Il consiglio di amministrazione di Beazley ha commentato:

“Ha ritenuto la proposta significativamente sottovalutata.”

La ratio strategica

Zurich sottolinea che l’operazione offre agli azionisti di Beazley un valore immediato e certo, superiore a quanto la società potrebbe ragionevolmente ottenere nell’arco di tempo previsto dall’esecuzione del proprio piano strategico.

Zurich ha precisato:

“La proposta fornisce agli azionisti di Beazley un valore monetario immediato e certo per il loro investimento, a un livello che supera quanto Beazley potrebbe ottenere in un lasso di tempo ragionevole attraverso l’esecuzione della sua strategia.”

Nel comunicato viene chiarito che la combinazione delle due realtà creerebbe un operatore globale di primo piano nel segmento Specialty, con premi lordi aggregati intorno ai 15 miliardi di dollari e capacità avanzate di sottoscrizione, dati, distribuzione e infrastrutture riassicurative e tecnologiche.

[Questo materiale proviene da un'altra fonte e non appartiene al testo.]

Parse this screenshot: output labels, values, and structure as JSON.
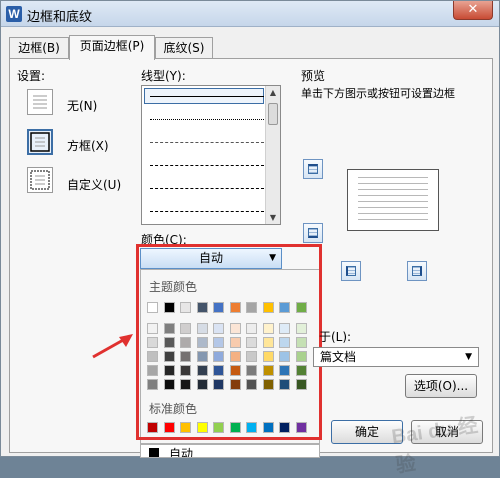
{
  "window": {
    "title": "边框和底纹",
    "app_icon": "W",
    "close_glyph": "✕"
  },
  "tabs": [
    {
      "label": "边框(B)"
    },
    {
      "label": "页面边框(P)"
    },
    {
      "label": "底纹(S)"
    }
  ],
  "settings": {
    "heading": "设置:",
    "options": [
      {
        "label": "无(N)"
      },
      {
        "label": "方框(X)"
      },
      {
        "label": "自定义(U)"
      }
    ]
  },
  "line_style": {
    "label": "线型(Y):",
    "styles": [
      "solid",
      "dotted",
      "dashed-short",
      "dashed",
      "dash-dot",
      "dash-long"
    ]
  },
  "color": {
    "label": "颜色(C):",
    "selected": "自动",
    "theme_heading": "主题颜色",
    "standard_heading": "标准颜色",
    "auto_option": "自动",
    "theme_row": [
      "#ffffff",
      "#000000",
      "#e7e6e6",
      "#44546a",
      "#4472c4",
      "#ed7d31",
      "#a5a5a5",
      "#ffc000",
      "#5b9bd5",
      "#70ad47"
    ],
    "theme_shades": [
      [
        "#f2f2f2",
        "#7f7f7f",
        "#d0cece",
        "#d6dce5",
        "#dae3f3",
        "#fbe5d6",
        "#ededed",
        "#fff2cc",
        "#deebf7",
        "#e2f0d9"
      ],
      [
        "#d9d9d9",
        "#595959",
        "#aeabab",
        "#adb9ca",
        "#b4c7e7",
        "#f8cbad",
        "#dbdbdb",
        "#ffe699",
        "#bdd7ee",
        "#c5e0b4"
      ],
      [
        "#bfbfbf",
        "#404040",
        "#757171",
        "#8497b0",
        "#8faadc",
        "#f4b183",
        "#c9c9c9",
        "#ffd966",
        "#9dc3e6",
        "#a9d18e"
      ],
      [
        "#a6a6a6",
        "#262626",
        "#3a3838",
        "#333f50",
        "#2f5597",
        "#c55a11",
        "#7b7b7b",
        "#bf9000",
        "#2e75b6",
        "#538135"
      ],
      [
        "#7f7f7f",
        "#0d0d0d",
        "#171616",
        "#222a35",
        "#203864",
        "#843c0c",
        "#525252",
        "#7f6000",
        "#1f4e79",
        "#385723"
      ]
    ],
    "standard_row": [
      "#c00000",
      "#ff0000",
      "#ffc000",
      "#ffff00",
      "#92d050",
      "#00b050",
      "#00b0f0",
      "#0070c0",
      "#002060",
      "#7030a0"
    ]
  },
  "preview": {
    "heading": "预览",
    "hint": "单击下方图示或按钮可设置边框",
    "apply_label": "应用于(L):",
    "apply_label_visible": "于(L):",
    "apply_value": "整篇文档",
    "apply_value_visible": "篇文档"
  },
  "buttons": {
    "options": "选项(O)...",
    "ok": "确定",
    "cancel": "取消"
  },
  "watermark": "Bai du 经验",
  "colors": {
    "highlight": "#e0312f",
    "accent": "#3c6ea5"
  }
}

L’operazione valorizzerebbe anche la presenza di Beazley presso Lloyd’s di Londra.

Zurich ha illustrato:

“Questa combinazione di attività altamente complementari creerebbe una piattaforma globale leader nel settore Specialty, con sede nel Regno Unito, sfruttando la presenza di Beazley presso i Lloyd’s.”

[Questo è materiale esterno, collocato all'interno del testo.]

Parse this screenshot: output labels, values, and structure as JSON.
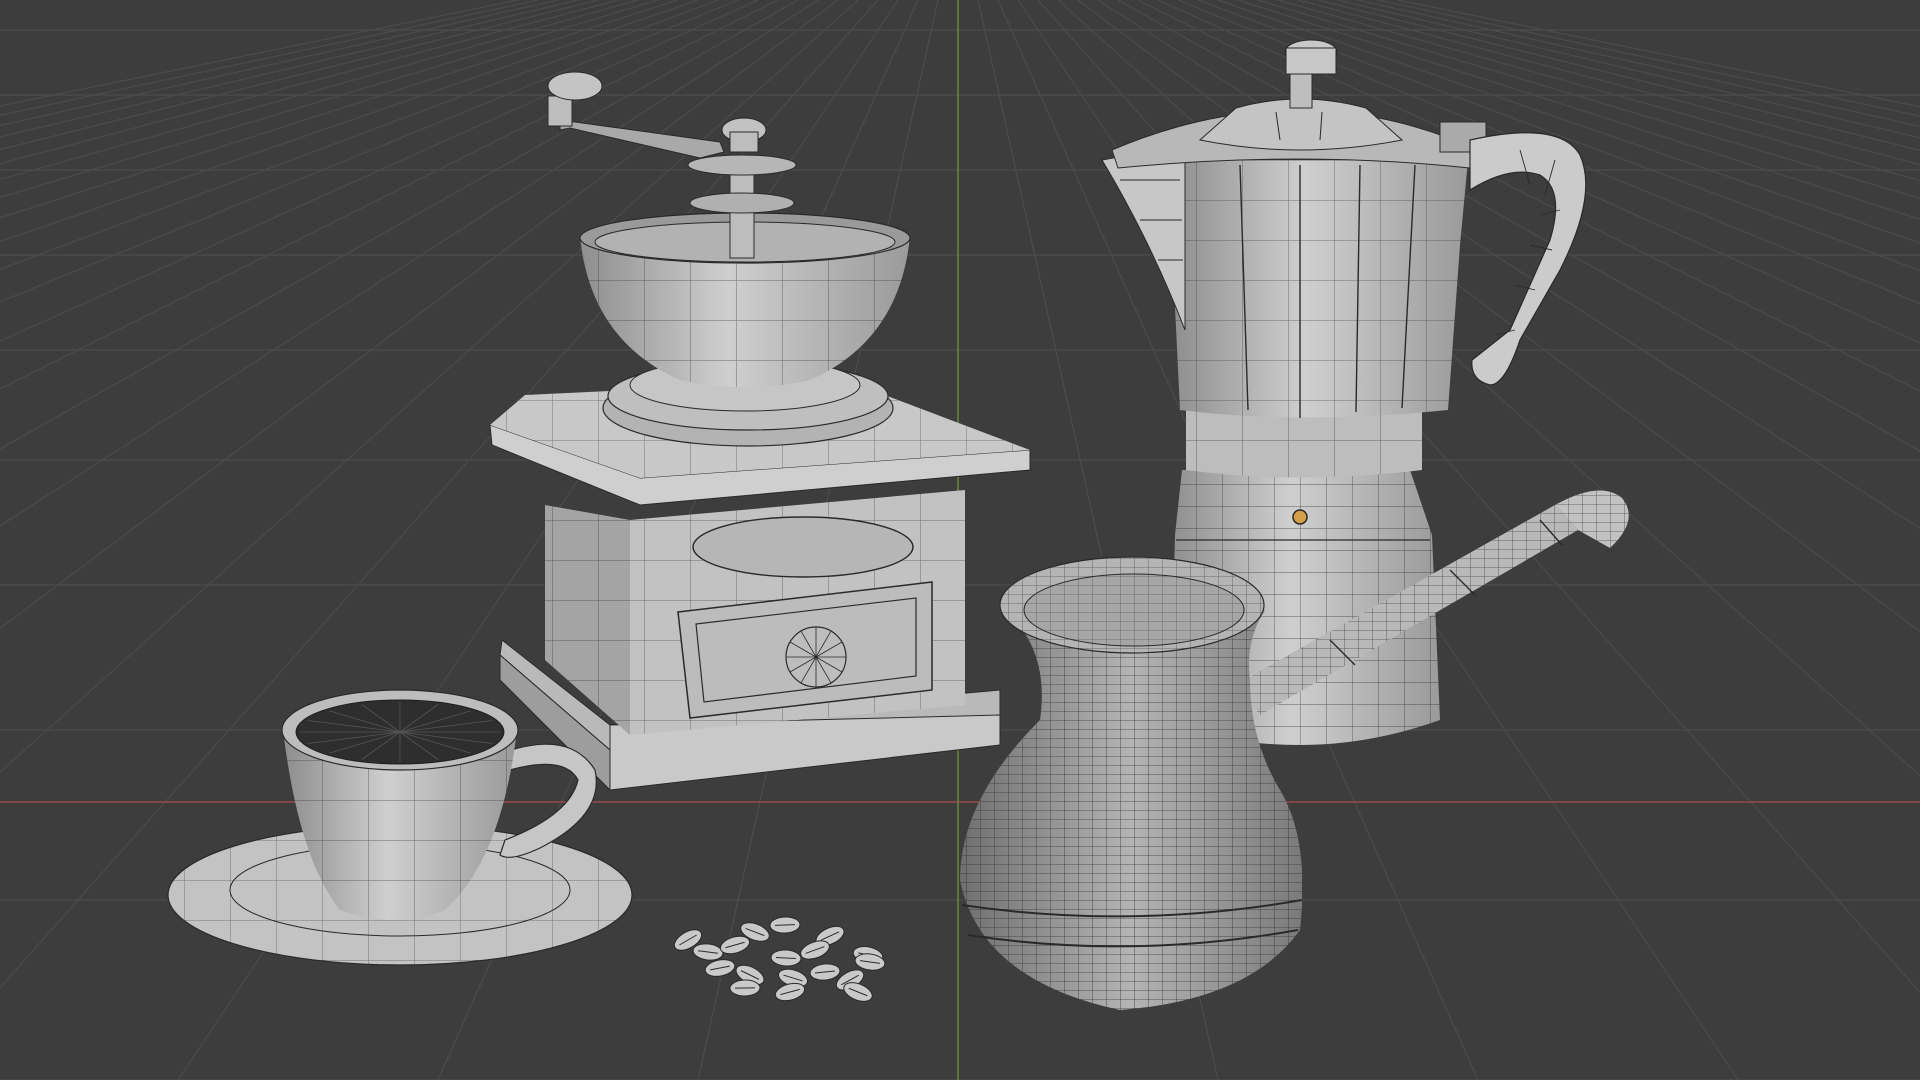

Il gruppo svizzero ritiene che l’aggregazione potrebbe generare ritorni interessanti per gli azionisti di entrambe le società e sarebbe coerente con le priorità strategiche presentate al Investor Day del 18 novembre 2025. Il piano di finanziamento prevedrebbe l’utilizzo di cash disponibile, nuove linee di debito e un collocamento azionario per la parte residua, con l’obiettivo di contribuire al raggiungimento degli obiettivi finanziari per il 2027.

Negli ultimi tempi Zurich ha inoltre rafforzato l’attenzione sul segmento con la creazione di una Global Specialty Unit, pensata per consolidare capacità e offerta nel mercato delle assicurazioni specializzate.

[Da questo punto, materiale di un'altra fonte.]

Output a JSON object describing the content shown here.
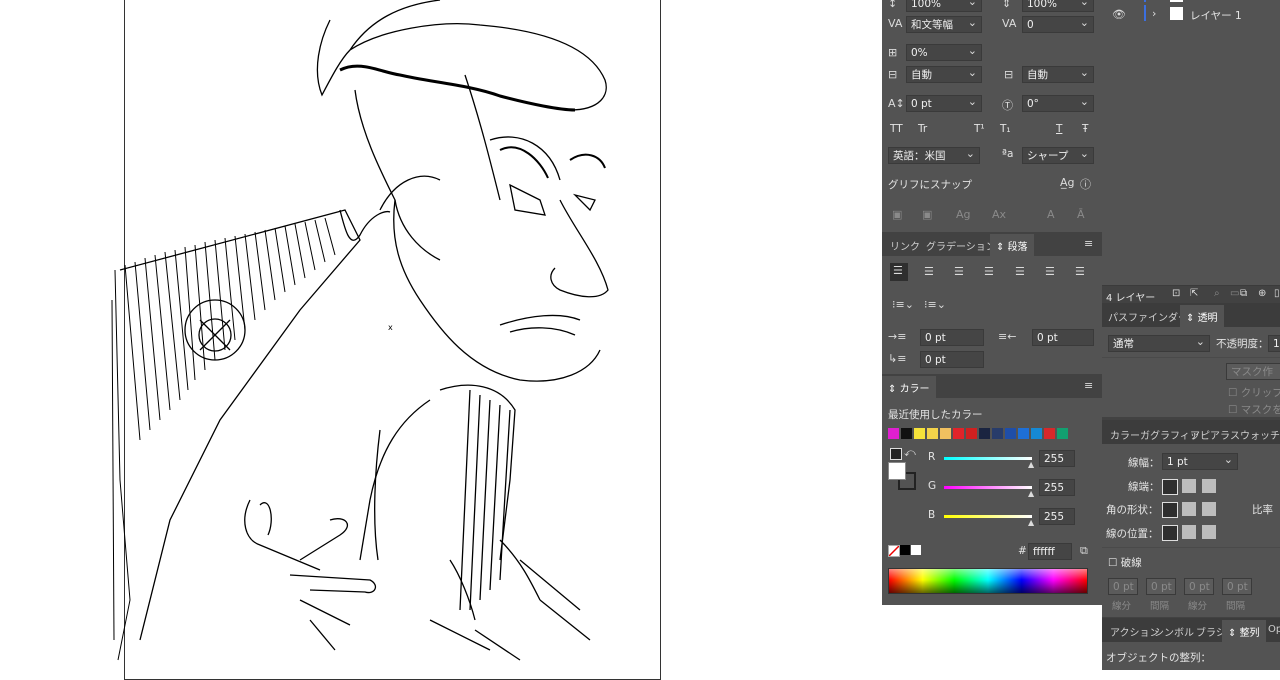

Ai sensi del Codice delle Acquisizioni del Regno Unito, Zurich deve comunicare entro le ore 17 di Londra del 16 febbraio 2026 se intende procedere formalmente con un’offerta vincolante per Beazley oppure se rinuncia a presentarla.

Zurich ha ricordato:

“Come di prassi, ai sensi del Codice delle Acquisizioni del Regno Unito, Zurich è tenuta ad annunciare entro le ore 17 di Londra del 16 febbraio 2026 la ferma intenzione di presentare un’offerta per Beazley oppure di rendere noto che non intende presentare un’offerta.”

Da un punto di vista regolamentare e operativo, un’eventuale integrazione tra due gruppi di questo profilo richiederebbe valutazioni su sinergie, compatibilità delle piattaforme tecnologiche, sovrapposizioni di portafoglio e eventuali autorizzazioni da parte delle autorità competenti nei mercati rilevanti. Gli investitori monitoreranno inoltre gli sviluppi sul fronte finanziario, in particolare i dettagli del collocamento azionario e le condizioni di indebitamento necessarie per completare l’operazione.